There are bumps, unfortunate downs and other negative aspects. The thing is that it only seems to get better.
People of all types and of all levels of engagement continue to invest their time, energy and many more parts of themselves to make things happen.
With texting, internet and people all over the place talking about about good and bad things, word spreads quickly.
The good seems to build and build. New people come in and learn what they like. They help others. It keeps building.
The legal aspects however seem to stay the same. The laws are so agonizingly slow to change and the older generation seems bent at times on going backwards.
I have a sense that many if not all events will shortly go into a state where one simply can not show up. You have to join hours or days earlier otherwise it is not a legally private event.
PittsburghPittsburgh lost its wonderful stable weekend kinky play spot. It was a surprise to the kinksters and not of our own doing. Shit happens.
Pittsburgh has moved on with many different munches, private parties and private play dates. They are listed in various Pittsburgh groups on FetLife.
I am curious about the "swinger" club, DJ's Island. I may go one day to check it out on a more fetish or BDSM like night. If you are capable of establishing relationships with someone very attractive to you, are concerned about coming across creepy and can avoid being a wall flower going alone, I would check it out if that is your thing.
There are advantages to going alone such as paying attention to others instead of yourself and who you arrive with. If you are male and can't connect with people or women at a bar or grocery store, I wouldn't bother going. I would work on getting friends with the sex you are attracted too.
I myself have many wonderful sexy friends and would go with me or I could go alone. I would make a decision based on interest, pricing and my impossible schedule.
ClevelandOhioSmart BDSM Club is still rocking strong. It is one of my favorite clubs. I can't say enough about it. I am sadden that some people had to leave to deal with life but that is the nature of things.
They have 2 or 3 play parties a month. I wish I could go to them more often. They will also have in May, their amazing Kinko De Mayo event.
Another wonderful "swinger" club, is Club Eros. One of these days, I hope to attend a fetish night. I checked out their web site recently and they are being selective about single men. I have a sense they are vetting men based on who knows them which is understandable.
Nearby in Akron, there is the BDSM club, Purple Rose Society. It is amazing what they have done to the space.
ElsewhereMaryland has an exciting new space called Studio 58. Various groups are using this wonderful large photography space for fun.
The AIS event in Columbus called Winter Wickedness happened this weekend. They have other wonderful events such as COPE (Central Ohio Perversion Excursion).
The Dark Odyssey Winter Fire event happens in a hotel in DC. Later they have two wonderful cabin/camping events in Maryland, Fusion and Summerfest.
As of late, I have been bouncing around New York, Boston, New Hampshire, Toronto Canada and elsewhere. Each place has different restrictions such as Massachusetts laws that you can't consent to being hit (how the heck do sports work there?). They can have established clubs or people travel by train, car or bus to clubs in other states.
Getting Out ThereIt doesn't matter the context.

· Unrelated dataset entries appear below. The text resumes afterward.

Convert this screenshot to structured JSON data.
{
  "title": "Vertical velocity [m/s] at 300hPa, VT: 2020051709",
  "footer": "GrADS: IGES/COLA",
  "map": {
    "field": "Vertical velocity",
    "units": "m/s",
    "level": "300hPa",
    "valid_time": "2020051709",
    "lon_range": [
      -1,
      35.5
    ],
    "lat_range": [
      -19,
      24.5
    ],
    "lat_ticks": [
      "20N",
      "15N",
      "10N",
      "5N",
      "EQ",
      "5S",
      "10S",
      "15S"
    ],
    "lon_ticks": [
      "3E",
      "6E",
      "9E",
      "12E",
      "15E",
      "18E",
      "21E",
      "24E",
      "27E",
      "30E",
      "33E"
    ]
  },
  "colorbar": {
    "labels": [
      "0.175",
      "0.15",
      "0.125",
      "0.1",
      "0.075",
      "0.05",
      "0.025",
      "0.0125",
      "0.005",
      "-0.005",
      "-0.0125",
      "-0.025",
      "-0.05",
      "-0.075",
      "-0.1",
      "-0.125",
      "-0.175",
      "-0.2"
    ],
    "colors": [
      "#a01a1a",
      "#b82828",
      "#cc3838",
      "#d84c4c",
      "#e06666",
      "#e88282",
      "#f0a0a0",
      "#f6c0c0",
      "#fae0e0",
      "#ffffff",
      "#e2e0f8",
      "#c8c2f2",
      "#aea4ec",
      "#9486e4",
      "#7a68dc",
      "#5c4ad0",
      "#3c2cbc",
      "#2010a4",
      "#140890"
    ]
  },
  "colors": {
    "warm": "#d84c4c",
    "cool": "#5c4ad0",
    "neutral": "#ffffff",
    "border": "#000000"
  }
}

One has to invest time and resources in themselves to make connections.
Whether it is sexual alternative lifestyles, business or dating, one has to make connections.
I spent more than a few months meeting people, asking questions and using those answers to understand myself when I entered the kinky world. I was a clueless newbie who only understood things from what I read online, books and my own experiences.
As part of that learning and exploring, I had to watch my own ability to learn. The more negative distractions I have, the harder it is.
Every time I go some place, I work on keeping my expectations low. It is so much easier to go from low expectations to wonderful exciting fun than deal with missed expectations.
My car could break down. People I was planning to meet couldn't make it. People get sick. Normal every day stuff like job, family and other relationships can take priority. It can also be something more subtle like being upset about something at work or struggling to understand where I am with an important me relationship.
I work to recognize when things are off for myself. I get more careful with expressing myself and I try to express that any missteps in conversations is my issue with being "off" or "somewhat out of it".
I don't beat myself up for spending my time, my money and getting all dressed up if all I do is talk to people or nurse a beverage all night watching and listening to people.
The important thing is to get out there, say hello and be curious.
Go to munches, go to parties, smile and enjoy the moment. Being seen, engaging to some small degree to learn from others, communicating honestly and not spoiling other people's fun is the best approach.
Many people can sense desperation and needy behaviors. Conversations that are focused around "me me me", what you know and what you are unattractive. Subtle boundary missteps are "red" flags and cause people to exit conversations.
Doors are opened by learning and connecting.